Passage in the Senate all but guarantees the bill will be signed into law. A companion bill with nearly identical language passed out of the House early in the session 64-34, meaning that unless the Democrats who control the House have had a major change of heart, the Senate version will have more than enough votes to pass. After that, it would only need the signature of the governor – and Inslee has been a loud supporter for the legislation came from a task force Inslee himself established.
As Crosscut reporter Tom James writes, there was some controversy over the deadline for weaning schools from dependence on local property tax levies. But the Senate got past that, passing the measure 26-23 with the original deadline back in.
…the bill formally extends the work of Inslee’s education task force and provides a quarter million dollars to analyze the funding requirements of local schools, including breaking down teacher compensation by region. Figuring out how to work teacher compensation into a new statewide system will be a major task in fulfilling the McCleary obligations.
Inslee praised the Senate’s passage of the measure, as well as the House’s work on its version of the bill.

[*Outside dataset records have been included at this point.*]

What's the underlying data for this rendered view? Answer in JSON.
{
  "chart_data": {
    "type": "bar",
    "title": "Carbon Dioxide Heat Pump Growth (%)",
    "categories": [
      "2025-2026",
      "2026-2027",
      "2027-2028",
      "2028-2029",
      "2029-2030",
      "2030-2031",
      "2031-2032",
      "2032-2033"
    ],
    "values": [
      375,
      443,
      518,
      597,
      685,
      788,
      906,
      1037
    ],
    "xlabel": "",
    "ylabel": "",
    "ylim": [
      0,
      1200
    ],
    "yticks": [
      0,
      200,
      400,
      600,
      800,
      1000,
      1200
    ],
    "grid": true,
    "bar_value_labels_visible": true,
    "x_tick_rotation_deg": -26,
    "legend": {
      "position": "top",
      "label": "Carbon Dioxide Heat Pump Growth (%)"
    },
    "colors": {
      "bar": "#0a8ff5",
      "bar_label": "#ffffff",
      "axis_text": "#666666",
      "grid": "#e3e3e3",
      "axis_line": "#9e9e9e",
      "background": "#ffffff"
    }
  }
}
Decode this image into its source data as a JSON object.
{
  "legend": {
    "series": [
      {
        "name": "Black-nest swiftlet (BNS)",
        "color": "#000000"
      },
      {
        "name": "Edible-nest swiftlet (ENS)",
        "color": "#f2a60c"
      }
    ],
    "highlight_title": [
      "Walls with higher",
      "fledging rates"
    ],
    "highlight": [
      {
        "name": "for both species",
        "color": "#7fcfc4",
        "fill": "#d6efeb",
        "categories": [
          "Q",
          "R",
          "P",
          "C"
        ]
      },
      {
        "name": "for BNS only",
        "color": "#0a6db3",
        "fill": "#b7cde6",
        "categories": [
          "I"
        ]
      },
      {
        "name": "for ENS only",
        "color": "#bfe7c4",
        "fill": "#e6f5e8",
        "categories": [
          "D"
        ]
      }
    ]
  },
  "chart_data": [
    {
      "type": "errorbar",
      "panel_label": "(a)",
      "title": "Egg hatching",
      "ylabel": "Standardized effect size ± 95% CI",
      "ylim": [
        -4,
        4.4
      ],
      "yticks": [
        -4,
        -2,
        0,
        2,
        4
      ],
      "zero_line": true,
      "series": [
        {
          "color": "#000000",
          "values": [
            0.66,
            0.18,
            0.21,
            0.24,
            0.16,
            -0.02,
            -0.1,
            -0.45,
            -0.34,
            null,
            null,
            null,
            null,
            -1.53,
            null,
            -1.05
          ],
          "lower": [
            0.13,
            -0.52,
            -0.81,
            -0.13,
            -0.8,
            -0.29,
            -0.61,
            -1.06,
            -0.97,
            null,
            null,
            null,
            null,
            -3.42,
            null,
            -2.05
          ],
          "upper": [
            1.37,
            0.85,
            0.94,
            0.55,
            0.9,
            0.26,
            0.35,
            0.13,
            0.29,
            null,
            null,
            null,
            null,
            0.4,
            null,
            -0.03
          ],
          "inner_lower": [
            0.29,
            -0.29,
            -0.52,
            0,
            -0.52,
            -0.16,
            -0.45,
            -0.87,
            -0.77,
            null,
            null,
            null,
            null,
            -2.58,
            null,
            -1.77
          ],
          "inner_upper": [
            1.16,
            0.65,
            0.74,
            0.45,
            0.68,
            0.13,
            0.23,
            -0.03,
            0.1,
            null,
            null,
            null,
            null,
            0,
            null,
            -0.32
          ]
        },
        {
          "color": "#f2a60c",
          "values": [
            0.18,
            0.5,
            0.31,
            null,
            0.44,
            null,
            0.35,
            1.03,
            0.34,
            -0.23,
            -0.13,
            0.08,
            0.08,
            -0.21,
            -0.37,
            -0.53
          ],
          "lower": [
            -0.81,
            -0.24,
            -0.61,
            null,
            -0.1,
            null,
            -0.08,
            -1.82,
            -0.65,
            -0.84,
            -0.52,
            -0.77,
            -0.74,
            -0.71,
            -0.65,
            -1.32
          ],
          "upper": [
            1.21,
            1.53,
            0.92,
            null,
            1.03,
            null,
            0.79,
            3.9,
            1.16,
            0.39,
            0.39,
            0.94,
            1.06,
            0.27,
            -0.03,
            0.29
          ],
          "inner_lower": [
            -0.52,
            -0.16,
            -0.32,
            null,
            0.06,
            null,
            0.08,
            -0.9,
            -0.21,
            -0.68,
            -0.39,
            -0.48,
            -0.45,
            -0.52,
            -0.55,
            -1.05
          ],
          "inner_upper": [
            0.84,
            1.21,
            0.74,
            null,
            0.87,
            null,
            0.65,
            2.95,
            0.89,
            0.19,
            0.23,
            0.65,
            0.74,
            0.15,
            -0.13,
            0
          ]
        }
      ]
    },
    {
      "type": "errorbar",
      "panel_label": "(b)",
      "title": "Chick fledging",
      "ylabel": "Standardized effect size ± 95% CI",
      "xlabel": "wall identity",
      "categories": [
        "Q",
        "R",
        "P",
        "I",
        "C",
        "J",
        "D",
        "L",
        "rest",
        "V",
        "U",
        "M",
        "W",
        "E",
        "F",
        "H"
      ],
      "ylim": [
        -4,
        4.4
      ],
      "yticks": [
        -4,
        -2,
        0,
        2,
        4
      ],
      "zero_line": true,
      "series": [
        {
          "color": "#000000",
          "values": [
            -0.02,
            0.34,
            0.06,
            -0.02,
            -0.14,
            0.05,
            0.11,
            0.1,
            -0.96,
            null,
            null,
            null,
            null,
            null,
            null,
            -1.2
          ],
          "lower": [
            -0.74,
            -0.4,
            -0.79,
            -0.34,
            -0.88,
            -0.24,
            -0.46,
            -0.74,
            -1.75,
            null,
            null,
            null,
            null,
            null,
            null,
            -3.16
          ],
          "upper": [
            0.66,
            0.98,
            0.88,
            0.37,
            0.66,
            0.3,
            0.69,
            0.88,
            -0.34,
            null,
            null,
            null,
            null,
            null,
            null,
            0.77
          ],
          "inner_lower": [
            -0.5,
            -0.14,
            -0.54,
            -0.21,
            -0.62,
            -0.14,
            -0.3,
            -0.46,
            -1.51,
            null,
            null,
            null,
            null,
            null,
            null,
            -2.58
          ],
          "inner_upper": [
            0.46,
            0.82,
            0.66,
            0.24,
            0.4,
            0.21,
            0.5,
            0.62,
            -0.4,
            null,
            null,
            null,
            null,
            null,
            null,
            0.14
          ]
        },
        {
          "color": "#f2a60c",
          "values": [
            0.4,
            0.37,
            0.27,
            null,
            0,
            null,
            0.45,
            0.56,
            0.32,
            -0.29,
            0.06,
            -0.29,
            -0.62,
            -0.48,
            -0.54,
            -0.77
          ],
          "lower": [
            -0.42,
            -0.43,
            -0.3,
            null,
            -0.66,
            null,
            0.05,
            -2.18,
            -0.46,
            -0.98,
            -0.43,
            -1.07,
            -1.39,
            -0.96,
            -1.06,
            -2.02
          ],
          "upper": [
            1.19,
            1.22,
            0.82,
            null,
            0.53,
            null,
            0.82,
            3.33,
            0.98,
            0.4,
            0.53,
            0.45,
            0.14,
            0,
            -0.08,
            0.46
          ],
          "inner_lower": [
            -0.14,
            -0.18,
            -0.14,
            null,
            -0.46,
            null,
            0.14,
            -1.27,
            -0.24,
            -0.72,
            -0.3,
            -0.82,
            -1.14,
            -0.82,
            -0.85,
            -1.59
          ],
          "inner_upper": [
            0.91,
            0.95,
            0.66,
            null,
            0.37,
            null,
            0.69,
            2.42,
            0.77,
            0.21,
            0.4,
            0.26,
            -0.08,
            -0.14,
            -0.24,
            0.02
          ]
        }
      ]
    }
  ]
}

We wrote about the plan January 19. Critics charged that it was just another example of lawmakers punting tough problems to the next session. That characterization didn’t seem fair to us.
But, as we wrote earlier, it was never realistic to expect major funding decisions and commitments to be made during this short session…Pragmatically, a “plan for coming to a solution” might just be the best outcome this year.
Armed with better information, next year’s Legislature will come to grips with some tough funding challenges. The “best outcome” appears to have been achieved.